Bei der Bodenversiegelung haben wir zum Beispiel gemerkt, dass die Gemeinden sich nicht miteinander austauschen. Aber sie haben alle ungefähr dieselben Probleme. Wenn sie sich zusammentun, können sie gemeinsam Handlungsfelder aufmachen, die ihnen mehr Durchsetzungsvermögen auf der nächsten politischen Ebene womöglich erlauben. Ich habe das Gefühl, dass sich schon jetzt viel bewegt. Alleine das viele Reden und Diskutieren legt Zeugnis davon ab. Aber der ländliche Raum ist gegenüber dem urbanen Raum noch immer benachteiligt. Mit den Mitteln der Kulturhauptstadt können wir zumindest darauf hinweisen, dass der ländliche Raum ein unendliches Potenzial hat, um absolut gleich interessant und wichtig wie ein urbaner Raum zu sein, aber auch dementsprechend gepflegt und gefördert werden müsste: Im Bereich Mobilität, öffentlicher Verkehr, Institutionen für Kunst und Kultur, etc. und damit letzten Endes Bildung und Arbeitsplätze ermöglichen.
„Von hier“ oder „nicht von hier“ – das scheint eine große Frage, wird sie doch in fast allen medialen Berichten implizit mittransportiert und damit mit Bedeutung aufgeladen. Wie gehen Sie mit diesem Spannungsfeld der „Zugehörigkeit“ um?
Elisabeth Schweeger— Ich finde, der Blick von außen ist ziemlich gesund. Ein gewisser Abstand hilft, ein Verständnis zu entwickeln für andere Perspektiven.

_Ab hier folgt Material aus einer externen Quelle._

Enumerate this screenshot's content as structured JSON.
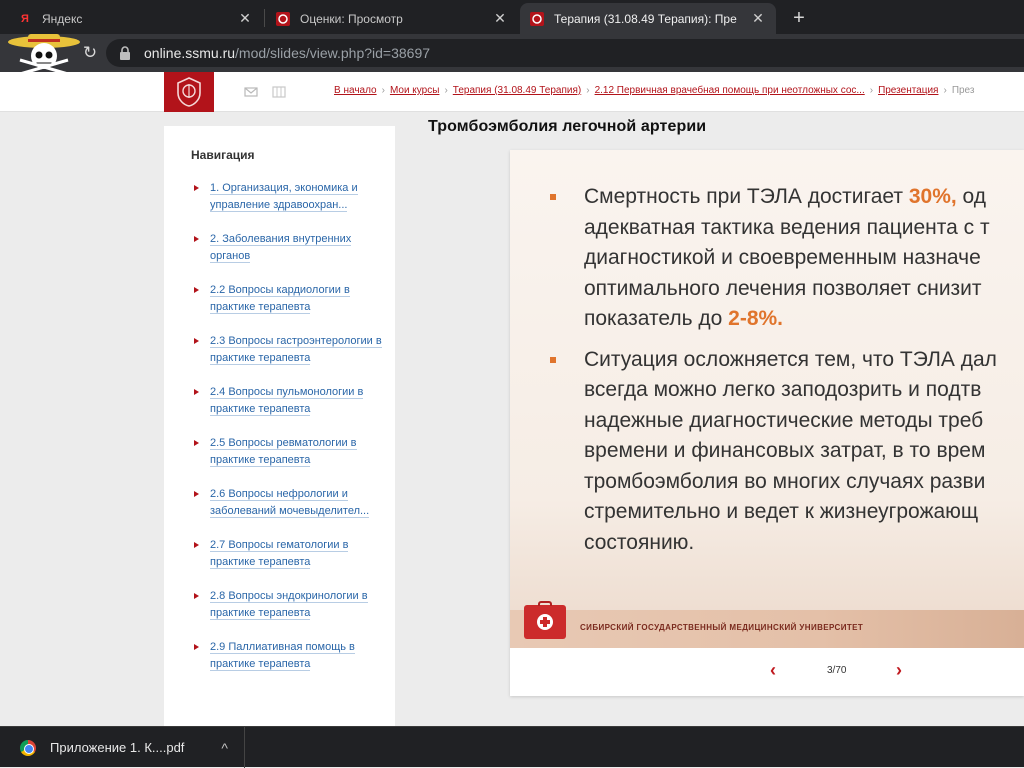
{
  "tabs": [
    {
      "title": "Яндекс",
      "favicon": "yandex-icon",
      "active": false
    },
    {
      "title": "Оценки: Просмотр",
      "favicon": "ssmu-crest-icon",
      "active": false
    },
    {
      "title": "Терапия (31.08.49 Терапия): Пре",
      "favicon": "ssmu-crest-icon",
      "active": true
    }
  ],
  "address": {
    "host": "online.ssmu.ru",
    "path": "/mod/slides/view.php?id=38697"
  },
  "breadcrumbs": [
    "В начало",
    "Мои курсы",
    "Терапия (31.08.49 Терапия)",
    "2.12 Первичная врачебная помощь при неотложных сос...",
    "Презентация",
    "През"
  ],
  "sidebar": {
    "title": "Навигация",
    "items": [
      {
        "label": "1. Организация, экономика и управление здравоохран..."
      },
      {
        "label": "2. Заболевания внутренних органов"
      },
      {
        "label": "2.2 Вопросы кардиологии в практике терапевта"
      },
      {
        "label": "2.3 Вопросы гастроэнтерологии в практике терапевта"
      },
      {
        "label": "2.4 Вопросы пульмонологии в практике терапевта"
      },
      {
        "label": "2.5 Вопросы ревматологии в практике терапевта"
      },
      {
        "label": "2.6 Вопросы нефрологии и заболеваний мочевыделител..."
      },
      {
        "label": "2.7 Вопросы гематологии в практике терапевта"
      },
      {
        "label": "2.8 Вопросы эндокринологии в практике терапевта"
      },
      {
        "label": "2.9 Паллиативная помощь в практике терапевта"
      }
    ]
  },
  "main": {
    "title": "Тромбоэмболия легочной артерии"
  },
  "slide": {
    "bullet1": {
      "line1_pre": "Смертность при ТЭЛА достигает ",
      "line1_hl": "30%,",
      "line1_post": " од",
      "line2": "адекватная тактика ведения пациента с т",
      "line3": "диагностикой и своевременным назначе",
      "line4": "оптимального лечения позволяет снизит",
      "line5_pre": "показатель до ",
      "line5_hl": "2-8%."
    },
    "bullet2": {
      "line1": "Ситуация осложняется тем, что ТЭЛА дал",
      "line2": "всегда можно легко заподозрить и подтв",
      "line3": "надежные диагностические методы треб",
      "line4": "времени и финансовых затрат, в то врем",
      "line5": "тромбоэмболия во многих случаях разви",
      "line6": "стремительно и ведет к жизнеугрожающ",
      "line7": "состоянию."
    },
    "footer_text": "СИБИРСКИЙ ГОСУДАРСТВЕННЫЙ МЕДИЦИНСКИЙ УНИВЕРСИТЕТ",
    "accent_color": "#e0742c"
  },
  "pager": {
    "label": "3/70",
    "prev": "‹",
    "next": "›"
  },
  "downloads": {
    "file": "Приложение 1. К....pdf",
    "chevron": "^"
  },
  "colors": {
    "brand_red": "#b2131a",
    "link_blue": "#2a66a8"
  }
}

Ein starkes Identitätsbewusstsein findet man in allen alpinen Regionen und ländlichen Räumen, dieses „Verwachsensein“ mit dem Ort, dieses „mia san mia“ (wir sind wir). In einer Region aber, die so viele Tourist*in-nen hatte und hat; einer Region, die von der künstlerischen Welt von Wien und anderswo geprägt war und ist; einer Region, die so durch Export und Handel definiert war und ist, also durch den Wissenstransfer und Austausch entstanden ist – da stellt sich doch differenziert die Frage: Wer sind „wir“ heute?
Brauchtum und Traditionen sind Ressourcen, aus denen wir schöpfen, um uns weiterzuentwickeln. Das Erstarren in ihnen hilft niemandem und schon gar nicht einer Gesellschaft, die sich permanent neu adaptieren muss, weil sich die Umstände politisch, technisch, wirtschaftlich und klimatisch ändern. Über den Austausch aber wächst eine Region und bewahrt ihre Qualität. Identitäten sind eine fluide Sache, sie bewegen sich. Man sollte erkennen: Das Fremde macht uns reich und weit. Das ist auch die Intention der Kulturhauptstadt Europas: die Hoffnung, über vielfältige Kunst und Kultur voneinander zu lernen und damit für die Herausforderungen der Zukunft fit zu sein.
Elisabeth Schweeger ist künstlerische Geschäftsführerin der Kulturhauptstadt Bad Ischl – Salzkammergut 2024 GmbH.
Dieser Artikel ist erstmals in der Ausgabe 1.23 „LAND KULTUR ARBEIT“ des Magazins der IG Kultur Österreich – Zentralorgan für Kulturpolitik und Propaganda erschienen.